Updated

Federal fisheries managers have agreed to consider designating critical habitat for endangered leatherback sea turtles in the Pacific ocean off Oregon and California.

NOAA Fisheries officials said Thursday they will make a decision whether to go forward by Dec. 4 under terms of a settlement of a lawsuit brought by conservation groups.

The groups had sued the government for failing to follow through on their petition to designate critical habitat.

Pacific leatherbacks migrate each year from nesting areas in Indonesia to feed on jellyfish in the California current between Lincoln City, Ore., and Point Conception, Calif.

Conservation groups have proposed designating that broad swath of ocean as critical habitat to encompass feeding areas as well as migration routes, said Ben Enticknap of the group Oceana.

If critical habitat is designated, it would require federal agencies to consult with NOAA Fisheries before going ahead with projects or actions in the area that might harm the turtles.

Issues to be considered include development of offshore wind and wave energy, coastal power plants, and pollution from agricultural runoff, said David Cottingham, chief of sea turtle conservation for NOAA Fisheries.

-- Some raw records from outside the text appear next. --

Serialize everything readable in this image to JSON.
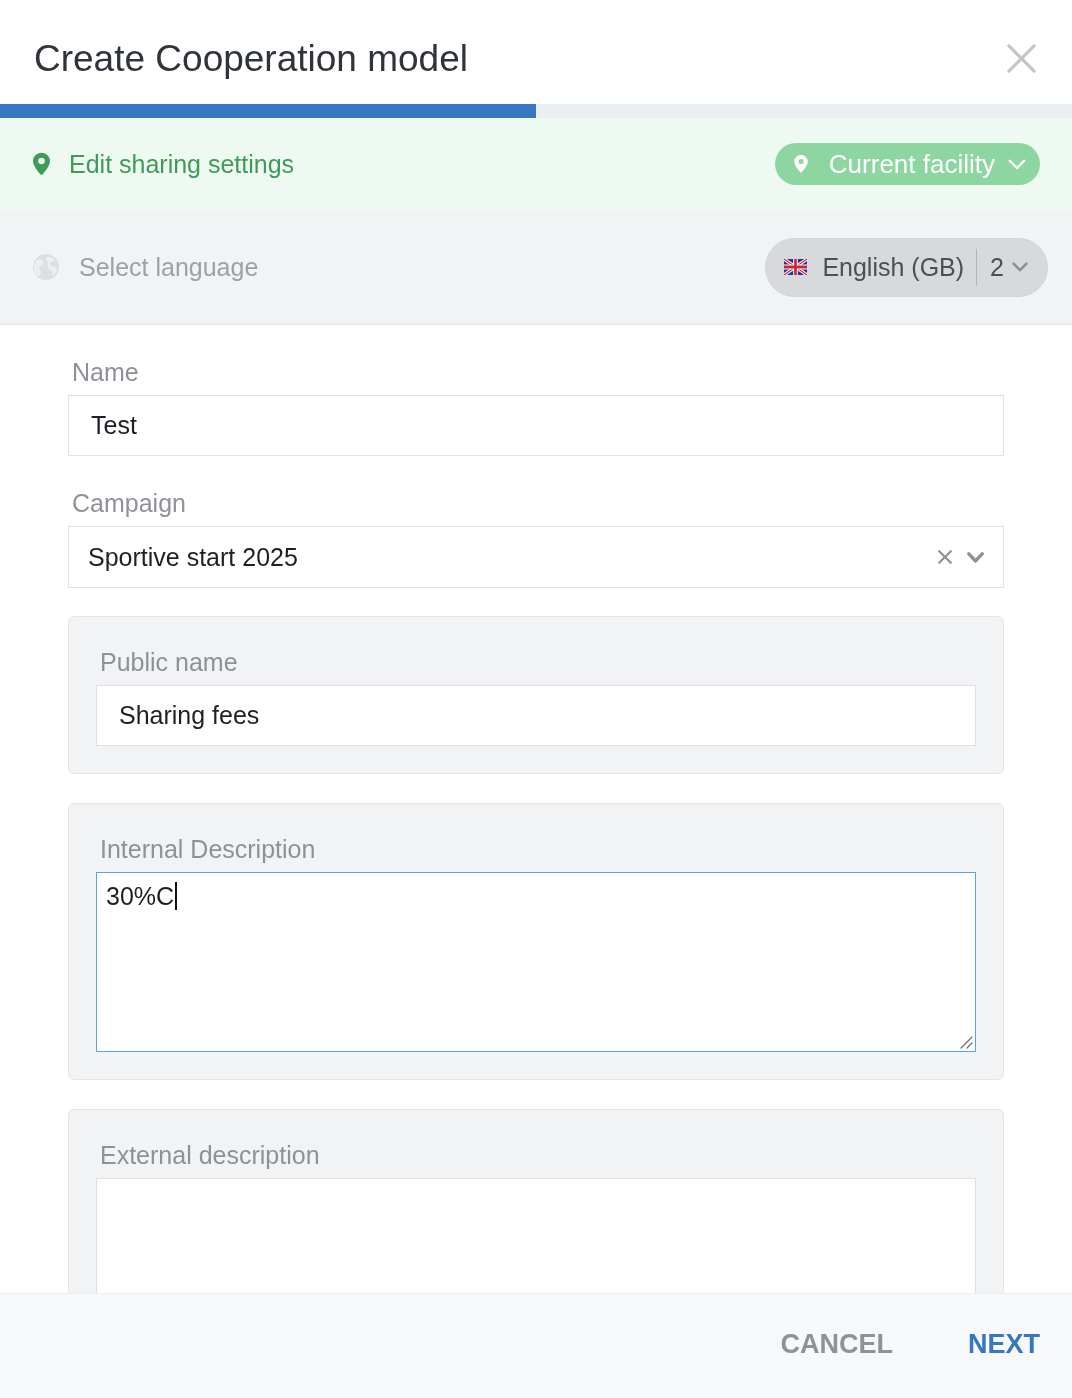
{
  "dialog": {
    "title": "Create Cooperation model",
    "progress": {
      "level": 0.5
    }
  },
  "sharing_bar": {
    "label": "Edit sharing settings",
    "dropdown": {
      "value": "Current facility"
    }
  },
  "language_bar": {
    "label": "Select language",
    "dropdown": {
      "value": "English (GB)",
      "count": "2"
    }
  },
  "fields": [
    {
      "kind": "text",
      "label": "Name",
      "value": "Test",
      "focused": false
    },
    {
      "kind": "select",
      "label": "Campaign",
      "value": "Sportive start 2025",
      "focused": false
    },
    {
      "kind": "boxed-text",
      "label": "Public name",
      "value": "Sharing fees",
      "focused": false
    },
    {
      "kind": "boxed-textarea",
      "label": "Internal Description",
      "value": "30%C",
      "focused": true
    },
    {
      "kind": "boxed-textarea",
      "label": "External description",
      "focused": false
    }
  ],
  "footer": {
    "buttons": [
      {
        "kind": "secondary",
        "label": "CANCEL"
      },
      {
        "kind": "primary",
        "label": "NEXT"
      }
    ]
  }
}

Because leatherbacks were listed before the 1988 amendments to the Endangered Species Act requiring critical habitat designations, the agency was under no legal obligation to designate it, as it must with other species, said Barbara Schroeder, national sea turtle coordinator for NOAA Fisheries.

As part of the settlement, the agency also agreed to a Feb. 19 deadline to decide whether populations of loggerhead sea turtles in the northern Pacific and northwestern Atlantic should be listed as endangered rather than threatened.

The groups Oceana, Center for Biological Diversity, and Turtle Island Restoration Network brought the lawsuit.